KChIP2 is a core transcriptional regulator of cardiac excitability.

Arrhythmogenesis from aberrant electrical remodeling is a primary cause of death among patients with heart disease. Amongst a multitude of remodeling events, reduced expression of the ion channel subunit KChIP2 is consistently observed in numerous cardiac pathologies. However, it remains unknown if KChIP2 loss is merely a symptom or involved in disease development. Using rat and human derived cardiomyocytes, we identify a previously unobserved transcriptional capacity for cardiac KChIP2 critical in maintaining electrical stability. Through interaction with genetic elements, KChIP2 transcriptionally repressed the miRNAs miR-34b and miR-34c, which subsequently targeted key depolarizing (INa) and repolarizing (Ito) currents altered in cardiac disease.
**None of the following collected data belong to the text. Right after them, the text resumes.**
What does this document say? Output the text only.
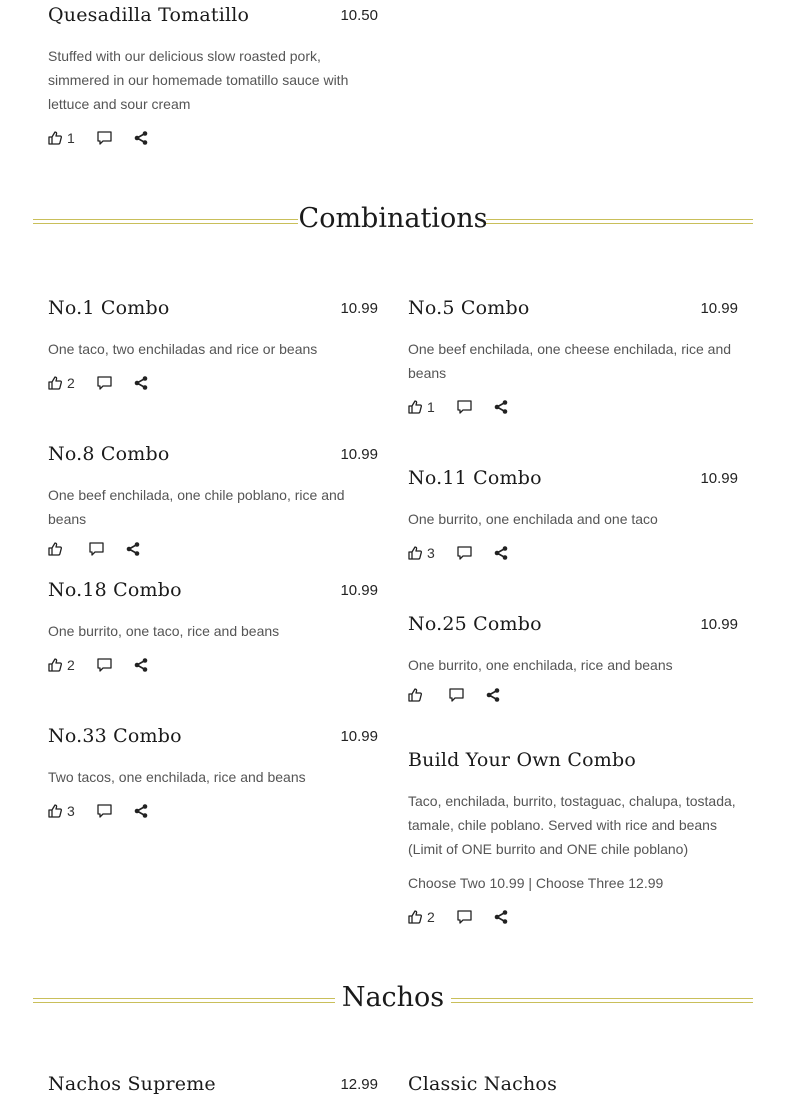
Quesadilla Tomatillo	10.50
Stuffed with our delicious slow roasted pork, simmered in our homemade tomatillo sauce with lettuce and sour cream
1
Combinations
No.1 Combo	10.99
One taco, two enchiladas and rice or beans
2
No.8 Combo	10.99
One beef enchilada, one chile poblano, rice and beans
No.18 Combo	10.99
One burrito, one taco, rice and beans
2
No.33 Combo	10.99
Two tacos, one enchilada, rice and beans
3
No.5 Combo	10.99
One beef enchilada, one cheese enchilada, rice and beans
1
No.11 Combo	10.99
One burrito, one enchilada and one taco
3
No.25 Combo	10.99
One burrito, one enchilada, rice and beans
Build Your Own Combo
Taco, enchilada, burrito, tostaguac, chalupa, tostada, tamale, chile poblano. Served with rice and beans (Limit of ONE burrito and ONE chile poblano)
Choose Two 10.99 | Choose Three 12.99
2
Nachos
Nachos Supreme	12.99 Classic Nachos
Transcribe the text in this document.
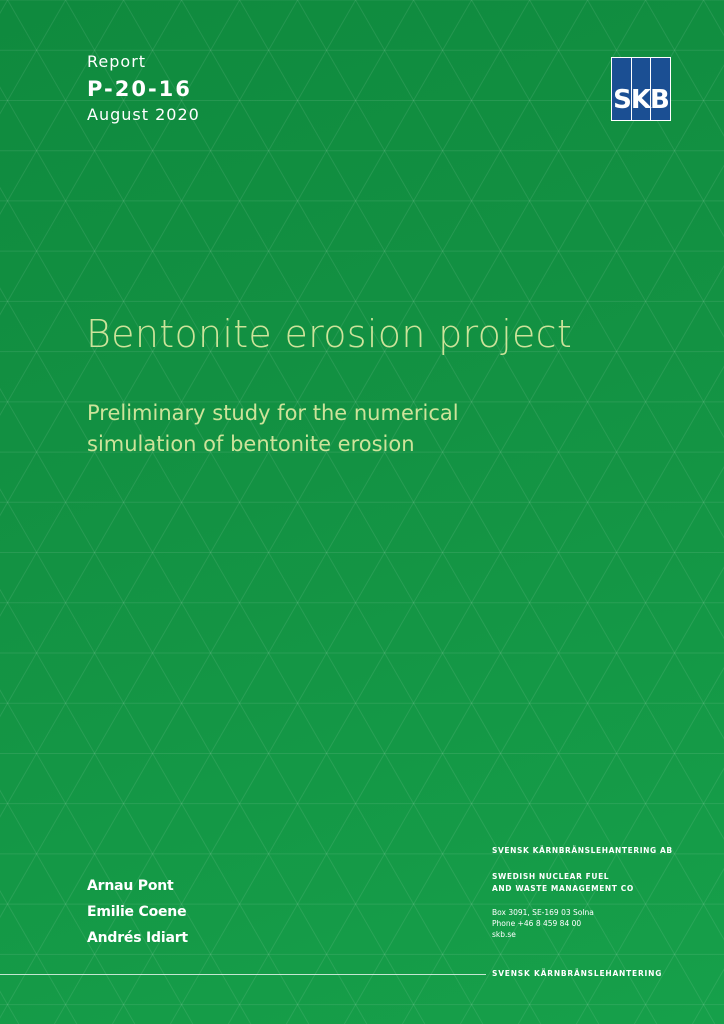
Report
P-20-16
August 2020	SKB
Bentonite erosion project
Preliminary study for the numerical simulation of bentonite erosion
Arnau Pont
Emilie Coene
Andrés Idiart
SVENSK KÄRNBRÄNSLEHANTERING AB
SWEDISH NUCLEAR FUEL
AND WASTE MANAGEMENT CO
Box 3091, SE-169 03 Solna
Phone +46 8 459 84 00
skb.se
SVENSK KÄRNBRÄNSLEHANTERING
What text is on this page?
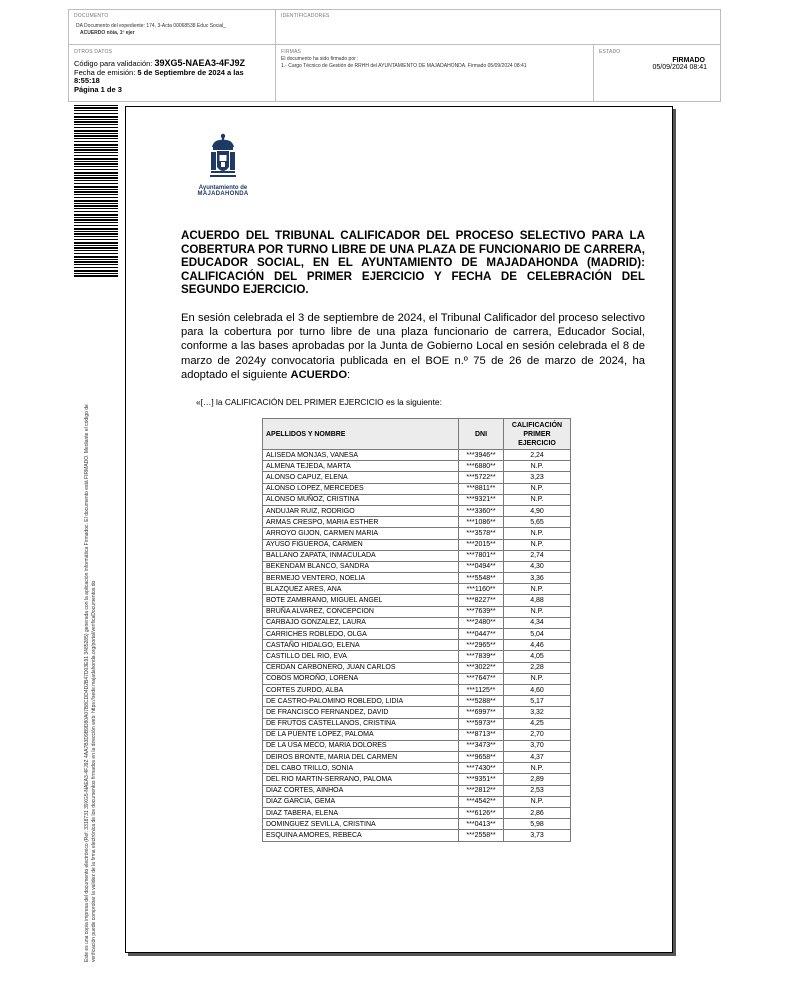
DOCUMENTO
DA Documento del expediente: 174, 3-Acta 00068538 Educ Social_
ACUERDO nöia, 1º ejer
IDENTIFICADORES
OTROS DATOS
Código para validación: 39XG5-NAEA3-4FJ9Z
Fecha de emisión: 5 de Septiembre de 2024 a las 8:55:18
Página 1 de 3
FIRMAS
El documento ha sido firmado por :
1.- Cargo Técnico de Gestión de RRHH del AYUNTAMIENTO DE MAJADAHONDA. Firmado 05/09/2024 08:41
ESTADO
FIRMADO
05/09/2024 08:41
Este es una copia impresa del documento electrónico (Ref: 3318731 39XG5-NAEA3-4FJ9Z 4AA7B3D9B9D80A07B8CDD4D2B47D03E91 3485285) generada con la aplicación informática Firmadoc. El documento está FIRMADO. Mediante el código de verificación puede comprobar la validez de la firma electrónica de los documentos firmados en la dirección web: https://sede.majadahonda.org/portal/verificaDocumentos.do
Ayuntamiento de
MAJADAHONDA
ACUERDO DEL TRIBUNAL CALIFICADOR DEL PROCESO SELECTIVO PARA LA COBERTURA POR TURNO LIBRE DE UNA PLAZA DE FUNCIONARIO DE CARRERA, EDUCADOR SOCIAL, EN EL AYUNTAMIENTO DE MAJADAHONDA (MADRID): CALIFICACIÓN DEL PRIMER EJERCICIO Y FECHA DE CELEBRACIÓN DEL SEGUNDO EJERCICIO.
En sesión celebrada el 3 de septiembre de 2024, el Tribunal Calificador del proceso selectivo para la cobertura por turno libre de una plaza funcionario de carrera, Educador Social, conforme a las bases aprobadas por la Junta de Gobierno Local en sesión celebrada el 8 de marzo de 2024y convocatoria publicada en el BOE n.º 75 de 26 de marzo de 2024, ha adoptado el siguiente ACUERDO:
«[…] la CALIFICACIÓN DEL PRIMER EJERCICIO es la siguiente:
APELLIDOS Y NOMBRE	DNI	CALIFICACIÓN PRIMER EJERCICIO
ALISEDA MONJAS, VANESA	***3946**	2,24
ALMENA TEJEDA, MARTA	***6880**	N.P.
ALONSO CAPUZ, ELENA	***5722**	3,23
ALONSO LOPEZ, MERCEDES	***8811**	N.P.
ALONSO MUÑOZ, CRISTINA	***9321**	N.P.
ANDUJAR RUIZ, RODRIGO	***3360**	4,90
ARMAS CRESPO, MARIA ESTHER	***1086**	5,65
ARROYO GIJON, CARMEN MARIA	***3578**	N.P.
AYUSO FIGUEROA, CARMEN	***2015**	N.P.
BALLANO ZAPATA, INMACULADA	***7801**	2,74
BEKENDAM BLANCO, SANDRA	***0494**	4,30
BERMEJO VENTERO, NOELIA	***5548**	3,36
BLAZQUEZ ARES, ANA	***1160**	N.P.
BOTE ZAMBRANO, MIGUEL ANGEL	***8227**	4,88
BRUÑA ALVAREZ, CONCEPCION	***7639**	N.P.
CARBAJO GONZALEZ, LAURA	***2480**	4,34
CARRICHES ROBLEDO, OLGA	***0447**	5,04
CASTAÑO HIDALGO, ELENA	***2965**	4,46
CASTILLO DEL RIO, EVA	***7839**	4,05
CERDAN CARBONERO, JUAN CARLOS	***3022**	2,28
COBOS MOROÑO, LORENA	***7647**	N.P.
CORTES ZURDO, ALBA	***1125**	4,60
DE CASTRO-PALOMINO ROBLEDO, LIDIA	***5288**	5,17
DE FRANCISCO FERNANDEZ, DAVID	***6997**	3,32
DE FRUTOS CASTELLANOS, CRISTINA	***5973**	4,25
DE LA PUENTE LOPEZ, PALOMA	***8713**	2,70
DE LA USA MECO, MARIA DOLORES	***3473**	3,70
DEIROS BRONTE, MARIA DEL CARMEN	***9658**	4,37
DEL CABO TRILLO, SONIA	***7430**	N.P.
DEL RIO MARTIN-SERRANO, PALOMA	***9351**	2,89
DIAZ CORTES, AINHOA	***2812**	2,53
DIAZ GARCIA, GEMA	***4542**	N.P.
DIAZ TABERA, ELENA	***6126**	2,86
DOMINGUEZ SEVILLA, CRISTINA	***0413**	5,98
ESQUINA AMORES, REBECA	***2558**	3,73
Genetically maintaining KChIP2 expression or inhibiting miR-34 under pathologic conditions restored channel function and moreover, prevented the incidence of reentrant arrhythmias. This identifies the KChIP2/miR-34 axis as a central regulator in developing electrical dysfunction and reveals miR-34 as a therapeutic target for treating arrhythmogenesis in heart disease.
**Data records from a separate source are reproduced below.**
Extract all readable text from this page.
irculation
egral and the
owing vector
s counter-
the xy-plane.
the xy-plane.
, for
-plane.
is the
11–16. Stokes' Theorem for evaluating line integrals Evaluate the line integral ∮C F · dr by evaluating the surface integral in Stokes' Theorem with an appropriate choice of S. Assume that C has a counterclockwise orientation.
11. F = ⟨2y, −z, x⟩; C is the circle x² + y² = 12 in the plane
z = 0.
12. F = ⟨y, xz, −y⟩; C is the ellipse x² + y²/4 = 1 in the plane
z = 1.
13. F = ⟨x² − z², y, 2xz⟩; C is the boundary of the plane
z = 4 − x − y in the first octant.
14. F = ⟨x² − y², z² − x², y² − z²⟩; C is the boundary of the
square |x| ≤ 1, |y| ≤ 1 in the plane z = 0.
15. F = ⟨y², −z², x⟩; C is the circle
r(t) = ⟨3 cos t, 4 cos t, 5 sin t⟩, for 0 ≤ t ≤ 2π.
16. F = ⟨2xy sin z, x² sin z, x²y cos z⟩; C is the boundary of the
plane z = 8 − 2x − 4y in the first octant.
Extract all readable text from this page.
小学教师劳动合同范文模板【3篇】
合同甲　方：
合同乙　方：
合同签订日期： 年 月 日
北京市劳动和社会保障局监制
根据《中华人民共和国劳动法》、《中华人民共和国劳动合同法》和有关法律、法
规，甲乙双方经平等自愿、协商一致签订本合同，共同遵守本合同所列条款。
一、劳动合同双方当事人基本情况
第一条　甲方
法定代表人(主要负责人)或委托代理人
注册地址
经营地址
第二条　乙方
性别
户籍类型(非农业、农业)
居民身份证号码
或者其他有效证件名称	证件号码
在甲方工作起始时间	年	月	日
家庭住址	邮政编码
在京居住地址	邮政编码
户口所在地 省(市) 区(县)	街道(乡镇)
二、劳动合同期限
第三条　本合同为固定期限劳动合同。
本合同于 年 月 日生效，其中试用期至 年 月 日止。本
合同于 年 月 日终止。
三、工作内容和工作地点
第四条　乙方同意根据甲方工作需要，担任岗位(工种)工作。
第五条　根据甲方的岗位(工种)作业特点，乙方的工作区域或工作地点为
Myocardial KChIP2 Expression in Guinea Pig Resolves an Expanded Electrophysiologic Role.

Cardiac ion channels and their respective accessory subunits are critical in maintaining proper electrical activity of the heart. Studies have indicated that the K+ channel interacting protein 2 (KChIP2), originally identified as an auxiliary subunit for the channel Kv4, a component of the transient outward K+ channel (Ito), is a Ca2+ binding protein whose regulatory function does not appear restricted to Kv4 modulation. Indeed, the guinea pig myocardium does not express Kv4, yet we show that it still maintains expression of KChIP2, suggesting roles for KChIP2 beyond this canonical auxiliary interaction with Kv4 to modulate Ito. In this study, we capitalize on the guinea pig as a system for investigating how KChIP2 influences the cardiac action potential, independent of effects otherwise attributed to Ito, given the endogenous absence of the current in this species. By performing whole cell patch clamp recordings on isolated adult guinea pig myocytes, we observe that knock down of KChIP2 significantly prolongs the cardiac action potential. This prolongation was not attributed to compromised repolarizing currents, as IKr and IKs were unchanged, but was the result of enhanced L-type Ca2+ current due to an increase in Cav1.2 protein. In addition, cells with reduced KChIP2 also displayed lowered INa from reduced Nav1.5 protein. Historically, rodent models have been used to investigate the role of KChIP2, where dramatic changes to the primary repolarizing current Ito may mask more subtle effects of KChIP2. Evaluation in the guinea pig where Ito is absent, has unveiled additional functions for KChIP2 beyond its canonical regulation of Ito, which defines KChIP2 as a master regulator of cardiac repolarization and depolarization.